Raph Koster agrees somewhat, irritated at seeing the user-generated worlds of Areae's Metaplace put into the same category as Disney's kid-focused minigames-for-jellybeans world of Toontown ("OK, we get the message, we’ll redo the site’s graphics!" he says). Nonetheless, Koster says, perhaps it's not sensible to differentiate them totally when they share "99% of their core architecture."

On the other side of the coin, trying to press certain products into the category of either "virtual world" or "game" doesn't make much sense either; oddly, it looks like MMO designer Steve Danuser says that World of Warcraft is the virtual world, while Metaplace is the game.
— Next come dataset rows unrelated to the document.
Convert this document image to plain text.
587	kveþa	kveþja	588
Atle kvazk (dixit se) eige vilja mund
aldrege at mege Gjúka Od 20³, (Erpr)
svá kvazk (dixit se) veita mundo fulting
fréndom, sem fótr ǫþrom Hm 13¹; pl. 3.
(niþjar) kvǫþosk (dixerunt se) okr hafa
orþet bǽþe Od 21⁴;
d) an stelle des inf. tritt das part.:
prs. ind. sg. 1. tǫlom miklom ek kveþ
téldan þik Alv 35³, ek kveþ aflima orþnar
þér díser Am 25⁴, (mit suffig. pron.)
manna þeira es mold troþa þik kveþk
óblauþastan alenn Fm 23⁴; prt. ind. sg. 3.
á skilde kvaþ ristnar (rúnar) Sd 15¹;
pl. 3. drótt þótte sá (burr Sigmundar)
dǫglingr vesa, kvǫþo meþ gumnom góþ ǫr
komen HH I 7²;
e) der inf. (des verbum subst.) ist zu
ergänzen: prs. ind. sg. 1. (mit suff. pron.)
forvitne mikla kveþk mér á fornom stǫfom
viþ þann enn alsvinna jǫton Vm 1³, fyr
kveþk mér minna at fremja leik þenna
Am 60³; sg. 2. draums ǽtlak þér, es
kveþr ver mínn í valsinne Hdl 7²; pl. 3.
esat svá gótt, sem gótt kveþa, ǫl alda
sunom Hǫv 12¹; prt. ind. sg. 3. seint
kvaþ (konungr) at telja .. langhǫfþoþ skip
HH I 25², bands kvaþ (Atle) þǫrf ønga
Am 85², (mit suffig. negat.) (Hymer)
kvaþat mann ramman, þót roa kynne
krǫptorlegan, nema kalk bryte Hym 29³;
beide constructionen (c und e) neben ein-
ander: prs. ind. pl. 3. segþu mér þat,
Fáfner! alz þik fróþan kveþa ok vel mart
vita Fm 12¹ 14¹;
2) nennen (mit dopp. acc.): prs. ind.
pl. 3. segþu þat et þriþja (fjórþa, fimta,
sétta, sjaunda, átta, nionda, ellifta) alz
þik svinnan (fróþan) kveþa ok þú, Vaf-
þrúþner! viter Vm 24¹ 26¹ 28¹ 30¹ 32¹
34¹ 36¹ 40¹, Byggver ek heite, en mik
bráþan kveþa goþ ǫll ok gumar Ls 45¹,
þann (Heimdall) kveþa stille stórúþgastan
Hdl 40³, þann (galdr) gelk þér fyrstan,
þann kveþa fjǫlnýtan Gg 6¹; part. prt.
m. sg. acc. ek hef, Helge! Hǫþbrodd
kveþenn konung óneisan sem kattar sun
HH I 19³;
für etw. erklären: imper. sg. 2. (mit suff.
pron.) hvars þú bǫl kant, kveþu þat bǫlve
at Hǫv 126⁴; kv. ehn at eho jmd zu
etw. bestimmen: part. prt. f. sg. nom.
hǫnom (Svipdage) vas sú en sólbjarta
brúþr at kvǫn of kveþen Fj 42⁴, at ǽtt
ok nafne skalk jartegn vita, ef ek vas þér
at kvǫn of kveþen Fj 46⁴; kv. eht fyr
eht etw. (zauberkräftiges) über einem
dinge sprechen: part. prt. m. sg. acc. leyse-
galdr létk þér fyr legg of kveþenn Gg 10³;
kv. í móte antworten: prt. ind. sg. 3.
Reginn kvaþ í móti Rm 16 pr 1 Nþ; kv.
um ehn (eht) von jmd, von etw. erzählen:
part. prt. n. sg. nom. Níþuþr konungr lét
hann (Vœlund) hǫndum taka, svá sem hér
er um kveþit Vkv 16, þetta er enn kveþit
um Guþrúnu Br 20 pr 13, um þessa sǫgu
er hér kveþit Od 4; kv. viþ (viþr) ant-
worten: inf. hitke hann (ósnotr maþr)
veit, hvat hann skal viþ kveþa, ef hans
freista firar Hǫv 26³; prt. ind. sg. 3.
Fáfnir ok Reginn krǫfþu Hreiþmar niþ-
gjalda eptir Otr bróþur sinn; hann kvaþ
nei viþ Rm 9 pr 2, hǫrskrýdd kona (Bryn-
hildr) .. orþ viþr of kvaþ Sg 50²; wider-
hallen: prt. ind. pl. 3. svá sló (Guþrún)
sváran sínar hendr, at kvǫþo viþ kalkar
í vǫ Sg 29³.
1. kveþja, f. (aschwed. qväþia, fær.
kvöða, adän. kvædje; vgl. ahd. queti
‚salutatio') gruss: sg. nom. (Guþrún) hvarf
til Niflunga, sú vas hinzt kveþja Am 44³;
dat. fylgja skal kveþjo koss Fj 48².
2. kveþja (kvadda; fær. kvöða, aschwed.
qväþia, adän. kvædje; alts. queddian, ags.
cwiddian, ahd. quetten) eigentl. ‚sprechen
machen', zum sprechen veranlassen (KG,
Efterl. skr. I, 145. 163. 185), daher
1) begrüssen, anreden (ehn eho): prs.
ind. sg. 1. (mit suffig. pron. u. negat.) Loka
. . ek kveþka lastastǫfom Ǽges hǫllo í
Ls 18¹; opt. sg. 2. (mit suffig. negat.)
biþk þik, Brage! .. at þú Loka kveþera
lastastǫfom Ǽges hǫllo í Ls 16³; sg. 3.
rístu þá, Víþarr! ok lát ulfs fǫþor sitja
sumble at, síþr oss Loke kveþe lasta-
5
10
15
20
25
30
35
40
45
So if numbers are useless, "game" is subjective, and client display, as Koster adds, doesn't determine purpose, what factors will we use to segregate and study virtual worlds as their very own entity, in a world where "game" is a subjective term, and virtual worlds for business and retail purposes are on the rise? It's an interesting question, and one to which a clear answer has yet to surface.

[Via Raph's Website]

Comments (1)

number of hits to the launch website
I don't know why people still bother with Hits. That metric doesn't actually tell you anything. Hits are counted for every file downloaded (e.g., images, JavaScript and CSS files). Visits and Unique Visitors are the metrics to track.

And then there's the AJAX and Flash-powered websites that don't use a whole lot of pages, so Visits and Unique Visitors for those websites are only moderately useful. For those websites, Subscriptions (to feeds, mailing lists, etc.) are the key metric.